Description of problem: cold migration fails for sriov instance when the VF port's PCI location is in use on destination host. It seems that VF location is not re-calculated on destination during migration. Error from nova log: 2020-12-29 12:27:27.921 8 ERROR nova.compute.manager [req-XXX XXX XXX - default default] [instance: XXX ] Setting instance vm_state to ERROR: PortUpdateFailed: Port update failed for port XXX: Unable to correlate PCI slot 00 00:af:1c.5 Version-Release number of selected component (if applicable): OSP 13 openstack-neutron-ml2-12.1.1-35.1.el7ost.noarch openstack-neutron-openvswitch-12.1.1-35.1.el7ost.noarch openstack-neutron-12.1.1-35.1.el7ost.noarch openstack-neutron-fwaas-12.0.2-1.el7ost.noarch openstack-neutron-common-12.1.1-35.1.el7ost.noarch openstack-neutron-lbaas-12.0.1-0.20190803015156.b86fcef.el7ost.noarch openstack-nova-common-17.0.13-27.el7ost.noarch How reproducible: 100% in this environment where destination VF pci location is in use. Steps to Reproduce: 1. stop VM 2. cold migrate VM 3. Additional info: Perhaps related to these but wanted to open a new bz to verify: https://bugzilla.redhat.com/show_bug.cgi?id=1767797 https://bugzilla.redhat.com/show_bug.cgi?id=1852110 I'll provide env specific details and logs as private attachments for review.
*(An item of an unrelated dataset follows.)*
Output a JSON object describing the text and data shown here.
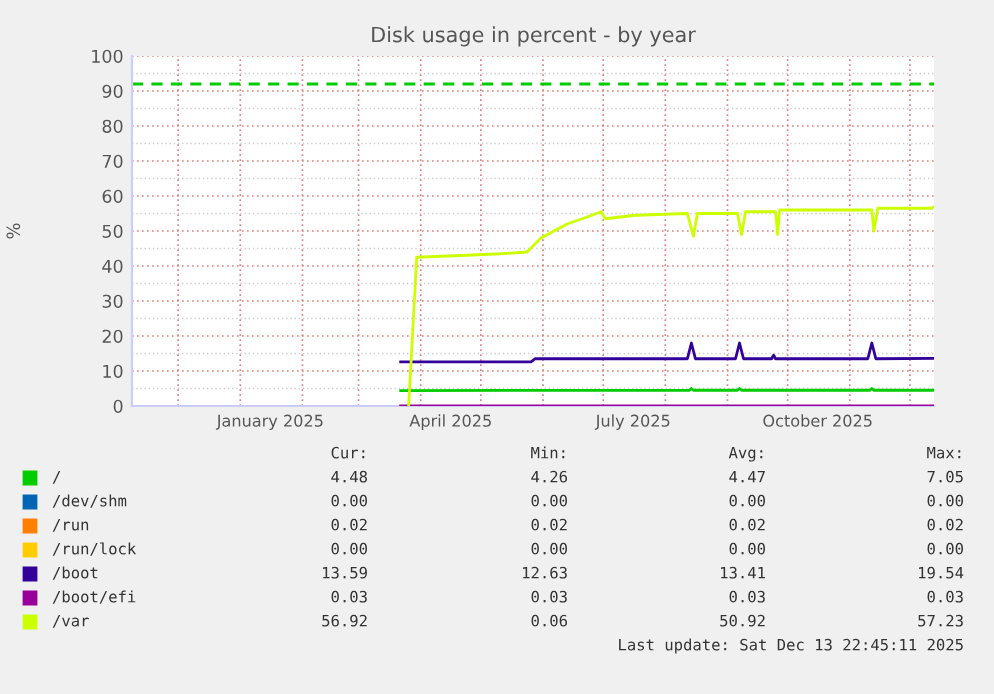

This does look like a variant of https://bugzilla.redhat.com/show_bug.cgi?id=1767797. Would it be possible to identify if any instances have been unshelved to the affected host recently? You can validate this by running 'openstack server event list $SERVER_UUID' for each instance on the host. You can identify the instances on the host by running 'openstack server list --host $HOST'.
From comment #19: > So as we suspected, the reshelving of the instance broke the pci device mapping. We're going to work on this bug to prevent this kind of situation from happening in the future. This confirms that this BZ is a duplicate of 1767797, which is fixed in 17.0 (and due to backport complexity cannot be fixed in earlier releases). *** This bug has been marked as a duplicate of bug 1767797 ***